To: House Human Services Committee
From: Christopher T. Dodson, Executive Director
Subject: SCR 4009 - Constitutional Right to Life
Date: March 13, 2013

The North Dakota Catholic Conference supports SCR 4009 because it gives the people of North Dakota the opportunity to decide whether the state should recognize a legal right to life for all North Dakotans.

A state constitutional amendment respecting the right to life is not unconstitutional. The U.S. Supreme Court has said that states may enact their own laws and constitutional provisions to protect human life, including unborn human life. Nor is a state constitutional amendment respecting the right to life made moot by the U.S. Supreme Court’s decision on abortion. It can guide the interpretation of existing and future state laws by all branches of state government. From time to time legal questions arise regarding unborn children - and even the right to abortion - that are not made dispositive by the abortion decisions of the U.S. Supreme Court. The resolution of those questions rightly belongs to the states, but sometimes the state’s courts and executive offices can be left without constitutional guidance. SCR 4009 would provide that guidance.1

Opponents of any recognition of the unborn child have conjured up all kinds of claims about SCR 4009, including that it would ban abortion, in vitro fertilization, and contraception. SCR 4009 does not ban anything. It would take an act of the legislature to do that and even then the act could not contravene the directives of the U.S. Supreme Court.
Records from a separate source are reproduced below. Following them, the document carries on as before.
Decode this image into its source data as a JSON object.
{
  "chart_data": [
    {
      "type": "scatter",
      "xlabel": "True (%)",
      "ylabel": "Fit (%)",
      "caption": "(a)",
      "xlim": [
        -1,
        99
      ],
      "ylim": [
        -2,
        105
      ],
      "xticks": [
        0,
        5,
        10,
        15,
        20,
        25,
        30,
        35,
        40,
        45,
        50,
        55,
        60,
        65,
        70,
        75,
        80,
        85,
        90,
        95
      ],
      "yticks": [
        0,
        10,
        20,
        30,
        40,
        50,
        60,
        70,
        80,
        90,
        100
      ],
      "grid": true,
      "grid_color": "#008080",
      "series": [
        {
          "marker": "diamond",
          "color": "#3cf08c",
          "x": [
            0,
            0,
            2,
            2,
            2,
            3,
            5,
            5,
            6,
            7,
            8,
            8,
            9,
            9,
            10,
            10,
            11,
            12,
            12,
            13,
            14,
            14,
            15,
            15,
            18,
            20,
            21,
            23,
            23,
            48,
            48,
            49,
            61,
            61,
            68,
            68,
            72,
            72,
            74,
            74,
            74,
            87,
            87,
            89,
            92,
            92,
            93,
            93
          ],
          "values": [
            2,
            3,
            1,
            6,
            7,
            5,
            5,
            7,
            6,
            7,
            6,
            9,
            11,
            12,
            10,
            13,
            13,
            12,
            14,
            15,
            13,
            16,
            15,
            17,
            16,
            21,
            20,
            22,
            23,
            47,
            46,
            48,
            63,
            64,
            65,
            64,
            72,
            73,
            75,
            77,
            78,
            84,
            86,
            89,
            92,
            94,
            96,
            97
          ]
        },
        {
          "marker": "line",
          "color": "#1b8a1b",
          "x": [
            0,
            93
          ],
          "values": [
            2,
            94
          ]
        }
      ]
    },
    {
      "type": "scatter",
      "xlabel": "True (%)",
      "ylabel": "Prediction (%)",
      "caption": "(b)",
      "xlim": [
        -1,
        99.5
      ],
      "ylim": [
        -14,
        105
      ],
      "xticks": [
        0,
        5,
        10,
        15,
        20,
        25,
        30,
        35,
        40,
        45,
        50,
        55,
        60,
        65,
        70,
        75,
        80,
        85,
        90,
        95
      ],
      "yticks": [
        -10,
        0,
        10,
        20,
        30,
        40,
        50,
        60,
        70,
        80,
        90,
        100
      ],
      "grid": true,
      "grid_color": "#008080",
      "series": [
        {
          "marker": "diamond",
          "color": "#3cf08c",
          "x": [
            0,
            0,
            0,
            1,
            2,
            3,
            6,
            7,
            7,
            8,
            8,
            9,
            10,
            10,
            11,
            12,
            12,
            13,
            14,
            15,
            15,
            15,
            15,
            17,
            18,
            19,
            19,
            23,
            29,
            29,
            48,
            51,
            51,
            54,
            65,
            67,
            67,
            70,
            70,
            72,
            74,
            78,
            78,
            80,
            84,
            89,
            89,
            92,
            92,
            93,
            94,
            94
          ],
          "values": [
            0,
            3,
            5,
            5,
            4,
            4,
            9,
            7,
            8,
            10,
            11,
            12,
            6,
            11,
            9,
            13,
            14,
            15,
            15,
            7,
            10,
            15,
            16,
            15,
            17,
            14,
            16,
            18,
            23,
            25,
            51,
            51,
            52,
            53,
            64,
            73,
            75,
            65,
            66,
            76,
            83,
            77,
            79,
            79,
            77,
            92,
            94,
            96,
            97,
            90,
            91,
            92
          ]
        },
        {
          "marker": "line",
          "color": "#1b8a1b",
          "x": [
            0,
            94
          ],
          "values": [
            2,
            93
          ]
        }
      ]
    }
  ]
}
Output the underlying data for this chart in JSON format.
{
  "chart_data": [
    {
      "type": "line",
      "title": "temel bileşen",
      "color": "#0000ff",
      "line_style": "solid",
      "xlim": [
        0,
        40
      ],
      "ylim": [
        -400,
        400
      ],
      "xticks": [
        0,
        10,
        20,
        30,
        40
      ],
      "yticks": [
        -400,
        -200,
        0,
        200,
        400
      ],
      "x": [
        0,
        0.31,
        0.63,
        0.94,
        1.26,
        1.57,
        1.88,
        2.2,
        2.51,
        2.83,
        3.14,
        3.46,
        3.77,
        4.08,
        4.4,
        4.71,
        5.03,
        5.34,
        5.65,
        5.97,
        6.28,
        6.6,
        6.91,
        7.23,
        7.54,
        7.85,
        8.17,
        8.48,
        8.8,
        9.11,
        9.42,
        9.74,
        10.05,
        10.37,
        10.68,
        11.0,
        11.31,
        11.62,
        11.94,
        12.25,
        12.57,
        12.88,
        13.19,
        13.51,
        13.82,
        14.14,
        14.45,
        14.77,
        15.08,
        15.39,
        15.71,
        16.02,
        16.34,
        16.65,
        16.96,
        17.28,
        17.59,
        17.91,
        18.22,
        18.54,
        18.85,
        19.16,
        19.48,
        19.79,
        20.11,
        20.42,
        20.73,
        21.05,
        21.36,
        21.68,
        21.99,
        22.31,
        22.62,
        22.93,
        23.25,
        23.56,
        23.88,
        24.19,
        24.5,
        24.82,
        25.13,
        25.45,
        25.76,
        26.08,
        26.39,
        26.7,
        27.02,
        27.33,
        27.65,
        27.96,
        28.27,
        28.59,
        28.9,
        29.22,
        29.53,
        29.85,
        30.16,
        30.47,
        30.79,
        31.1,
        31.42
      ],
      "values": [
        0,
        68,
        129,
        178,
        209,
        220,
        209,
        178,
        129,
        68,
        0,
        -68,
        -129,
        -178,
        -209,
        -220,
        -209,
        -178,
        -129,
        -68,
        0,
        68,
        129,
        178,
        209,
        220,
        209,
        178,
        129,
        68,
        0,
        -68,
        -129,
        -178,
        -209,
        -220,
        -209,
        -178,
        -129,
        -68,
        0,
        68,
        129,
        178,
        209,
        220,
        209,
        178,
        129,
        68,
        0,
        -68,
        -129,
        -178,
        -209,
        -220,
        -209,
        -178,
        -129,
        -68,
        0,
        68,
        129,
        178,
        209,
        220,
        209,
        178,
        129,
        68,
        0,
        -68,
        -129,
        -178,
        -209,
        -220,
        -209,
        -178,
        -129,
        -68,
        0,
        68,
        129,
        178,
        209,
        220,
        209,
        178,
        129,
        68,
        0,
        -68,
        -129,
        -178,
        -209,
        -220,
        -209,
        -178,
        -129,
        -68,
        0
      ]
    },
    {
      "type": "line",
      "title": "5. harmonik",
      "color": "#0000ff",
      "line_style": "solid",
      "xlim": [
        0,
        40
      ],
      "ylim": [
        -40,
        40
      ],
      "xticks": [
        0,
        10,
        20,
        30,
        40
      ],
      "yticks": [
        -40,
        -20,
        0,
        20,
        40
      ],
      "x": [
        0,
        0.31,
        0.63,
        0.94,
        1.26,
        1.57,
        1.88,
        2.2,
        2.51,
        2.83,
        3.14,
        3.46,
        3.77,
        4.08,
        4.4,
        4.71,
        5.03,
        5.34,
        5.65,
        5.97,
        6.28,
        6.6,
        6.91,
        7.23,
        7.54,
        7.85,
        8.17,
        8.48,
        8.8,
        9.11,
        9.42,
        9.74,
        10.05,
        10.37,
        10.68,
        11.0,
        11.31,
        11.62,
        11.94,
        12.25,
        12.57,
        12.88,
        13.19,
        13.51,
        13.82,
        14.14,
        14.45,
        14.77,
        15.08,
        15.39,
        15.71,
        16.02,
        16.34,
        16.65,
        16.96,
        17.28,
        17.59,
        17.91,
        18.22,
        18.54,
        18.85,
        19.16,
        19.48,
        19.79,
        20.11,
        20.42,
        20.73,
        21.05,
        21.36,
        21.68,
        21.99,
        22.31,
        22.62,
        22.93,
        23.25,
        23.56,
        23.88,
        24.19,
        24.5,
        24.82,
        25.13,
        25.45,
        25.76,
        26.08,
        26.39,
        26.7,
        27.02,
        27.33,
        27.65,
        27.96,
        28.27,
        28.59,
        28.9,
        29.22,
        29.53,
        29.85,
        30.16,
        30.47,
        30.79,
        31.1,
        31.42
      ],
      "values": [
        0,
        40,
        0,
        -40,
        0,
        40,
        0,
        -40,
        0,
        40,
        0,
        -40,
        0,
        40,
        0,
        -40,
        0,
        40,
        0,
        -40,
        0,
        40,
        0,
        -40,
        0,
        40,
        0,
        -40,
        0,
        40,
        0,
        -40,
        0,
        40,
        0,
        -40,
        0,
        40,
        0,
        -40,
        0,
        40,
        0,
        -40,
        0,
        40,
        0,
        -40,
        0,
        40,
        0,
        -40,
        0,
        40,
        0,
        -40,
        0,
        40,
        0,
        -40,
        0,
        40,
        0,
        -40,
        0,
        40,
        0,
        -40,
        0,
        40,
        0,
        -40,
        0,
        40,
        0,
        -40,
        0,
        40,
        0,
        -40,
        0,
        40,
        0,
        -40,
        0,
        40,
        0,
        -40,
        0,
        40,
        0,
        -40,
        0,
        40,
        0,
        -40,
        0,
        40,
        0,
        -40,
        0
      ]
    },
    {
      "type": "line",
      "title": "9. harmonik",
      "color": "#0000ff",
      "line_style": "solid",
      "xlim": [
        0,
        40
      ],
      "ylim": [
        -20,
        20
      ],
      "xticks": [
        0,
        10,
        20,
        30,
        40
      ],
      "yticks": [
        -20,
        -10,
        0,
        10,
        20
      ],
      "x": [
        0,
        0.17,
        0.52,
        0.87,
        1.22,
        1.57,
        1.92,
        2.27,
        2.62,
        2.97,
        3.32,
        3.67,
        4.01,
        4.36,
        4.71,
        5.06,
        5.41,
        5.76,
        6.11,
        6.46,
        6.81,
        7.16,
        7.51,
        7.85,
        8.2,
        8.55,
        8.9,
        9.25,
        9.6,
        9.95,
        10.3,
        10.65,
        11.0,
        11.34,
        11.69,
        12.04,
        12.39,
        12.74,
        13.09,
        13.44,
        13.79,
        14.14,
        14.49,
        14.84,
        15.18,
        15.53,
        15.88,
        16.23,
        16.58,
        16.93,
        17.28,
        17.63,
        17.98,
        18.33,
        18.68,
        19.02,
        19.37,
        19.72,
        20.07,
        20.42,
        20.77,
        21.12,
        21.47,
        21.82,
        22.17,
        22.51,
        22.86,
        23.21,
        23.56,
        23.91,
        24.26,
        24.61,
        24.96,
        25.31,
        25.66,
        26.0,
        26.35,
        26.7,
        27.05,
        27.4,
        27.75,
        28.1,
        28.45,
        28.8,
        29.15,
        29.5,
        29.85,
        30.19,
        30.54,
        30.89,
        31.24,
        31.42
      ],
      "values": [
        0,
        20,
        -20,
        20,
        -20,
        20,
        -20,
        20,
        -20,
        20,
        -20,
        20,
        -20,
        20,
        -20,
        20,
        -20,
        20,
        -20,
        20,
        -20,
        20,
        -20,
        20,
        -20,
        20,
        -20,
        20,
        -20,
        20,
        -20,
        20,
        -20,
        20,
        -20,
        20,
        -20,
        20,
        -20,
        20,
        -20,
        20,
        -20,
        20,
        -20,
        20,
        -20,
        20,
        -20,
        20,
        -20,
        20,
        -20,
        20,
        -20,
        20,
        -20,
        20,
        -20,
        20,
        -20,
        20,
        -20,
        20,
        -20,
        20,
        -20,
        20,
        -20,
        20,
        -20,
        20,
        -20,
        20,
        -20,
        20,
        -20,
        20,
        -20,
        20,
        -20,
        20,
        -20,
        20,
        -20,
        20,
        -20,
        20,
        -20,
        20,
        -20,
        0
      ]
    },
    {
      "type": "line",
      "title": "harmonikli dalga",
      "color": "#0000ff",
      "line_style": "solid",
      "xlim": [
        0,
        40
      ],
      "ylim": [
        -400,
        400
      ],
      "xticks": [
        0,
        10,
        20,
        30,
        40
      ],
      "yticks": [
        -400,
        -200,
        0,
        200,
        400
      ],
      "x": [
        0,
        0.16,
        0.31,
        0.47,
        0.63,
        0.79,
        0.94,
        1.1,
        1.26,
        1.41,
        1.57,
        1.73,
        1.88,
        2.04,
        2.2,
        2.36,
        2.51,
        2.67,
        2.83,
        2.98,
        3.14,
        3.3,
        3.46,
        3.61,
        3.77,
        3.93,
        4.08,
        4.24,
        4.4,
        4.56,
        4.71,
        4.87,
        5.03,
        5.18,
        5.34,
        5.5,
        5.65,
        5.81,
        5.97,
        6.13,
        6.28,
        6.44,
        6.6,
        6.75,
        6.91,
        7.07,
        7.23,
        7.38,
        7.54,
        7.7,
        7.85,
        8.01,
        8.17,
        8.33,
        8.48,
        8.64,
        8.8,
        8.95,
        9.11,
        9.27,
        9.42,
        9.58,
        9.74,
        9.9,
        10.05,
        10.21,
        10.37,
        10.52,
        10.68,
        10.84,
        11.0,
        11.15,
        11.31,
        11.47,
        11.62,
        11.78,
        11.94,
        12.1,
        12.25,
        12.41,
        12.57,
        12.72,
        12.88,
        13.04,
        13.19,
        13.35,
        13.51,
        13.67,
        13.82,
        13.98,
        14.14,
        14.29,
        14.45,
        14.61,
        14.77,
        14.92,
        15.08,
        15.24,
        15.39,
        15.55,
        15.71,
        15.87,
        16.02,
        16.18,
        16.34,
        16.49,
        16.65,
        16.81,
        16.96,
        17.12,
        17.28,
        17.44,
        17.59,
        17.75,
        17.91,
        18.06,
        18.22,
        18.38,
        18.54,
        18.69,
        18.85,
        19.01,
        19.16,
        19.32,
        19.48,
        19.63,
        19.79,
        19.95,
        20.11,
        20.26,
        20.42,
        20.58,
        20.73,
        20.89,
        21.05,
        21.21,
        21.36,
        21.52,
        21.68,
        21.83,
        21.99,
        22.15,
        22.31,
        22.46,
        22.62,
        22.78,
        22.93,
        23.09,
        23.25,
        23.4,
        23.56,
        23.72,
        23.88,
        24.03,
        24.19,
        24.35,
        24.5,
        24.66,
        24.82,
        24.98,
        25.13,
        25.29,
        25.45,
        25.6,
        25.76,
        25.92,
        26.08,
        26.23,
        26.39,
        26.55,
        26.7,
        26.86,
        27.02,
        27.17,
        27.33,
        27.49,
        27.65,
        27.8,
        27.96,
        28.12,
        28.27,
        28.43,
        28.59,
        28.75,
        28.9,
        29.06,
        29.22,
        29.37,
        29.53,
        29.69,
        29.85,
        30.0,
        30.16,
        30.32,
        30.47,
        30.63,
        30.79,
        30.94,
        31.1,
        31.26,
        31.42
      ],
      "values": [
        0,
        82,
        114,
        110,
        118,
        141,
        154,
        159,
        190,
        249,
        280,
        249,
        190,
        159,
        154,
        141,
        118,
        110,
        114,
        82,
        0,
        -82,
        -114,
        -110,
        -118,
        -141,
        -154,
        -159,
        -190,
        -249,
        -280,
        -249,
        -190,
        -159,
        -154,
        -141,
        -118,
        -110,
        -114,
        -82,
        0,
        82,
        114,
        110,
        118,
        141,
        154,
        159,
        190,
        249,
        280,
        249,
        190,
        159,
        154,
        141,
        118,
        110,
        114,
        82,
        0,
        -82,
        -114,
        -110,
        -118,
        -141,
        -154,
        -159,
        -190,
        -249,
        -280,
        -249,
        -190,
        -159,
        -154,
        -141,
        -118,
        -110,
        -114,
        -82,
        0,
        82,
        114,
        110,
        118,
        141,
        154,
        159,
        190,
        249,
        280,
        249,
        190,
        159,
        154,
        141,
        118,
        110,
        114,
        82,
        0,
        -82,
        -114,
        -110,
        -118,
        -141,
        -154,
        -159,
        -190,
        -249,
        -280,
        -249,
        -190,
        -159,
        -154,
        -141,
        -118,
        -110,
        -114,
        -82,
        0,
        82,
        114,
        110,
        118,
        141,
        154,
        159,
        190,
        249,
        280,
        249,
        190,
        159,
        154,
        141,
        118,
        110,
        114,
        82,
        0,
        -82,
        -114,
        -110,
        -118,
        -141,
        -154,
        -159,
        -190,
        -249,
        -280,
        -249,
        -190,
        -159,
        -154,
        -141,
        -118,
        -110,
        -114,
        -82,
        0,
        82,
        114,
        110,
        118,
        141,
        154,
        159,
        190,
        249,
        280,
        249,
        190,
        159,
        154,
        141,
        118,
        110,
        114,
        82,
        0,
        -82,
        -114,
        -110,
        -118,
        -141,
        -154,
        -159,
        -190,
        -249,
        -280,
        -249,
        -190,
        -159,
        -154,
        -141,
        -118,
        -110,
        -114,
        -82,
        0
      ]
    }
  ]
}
Let’s affirm in our state constitution that which this Legislative Assembly and the people of North Dakota consistently affirmed with its laws - that every human being has a right to life that should be respected and protected to the greatest extent possible. We urge a Do Pass recommendation on HCR 4009.

1 Legislation passed last session is currently tied up in court because the abortion clinic in Fargo is claiming that the North Dakota Constitution grants a “right to abortion” that is greater in scope than the right found in the U.S. Constitution.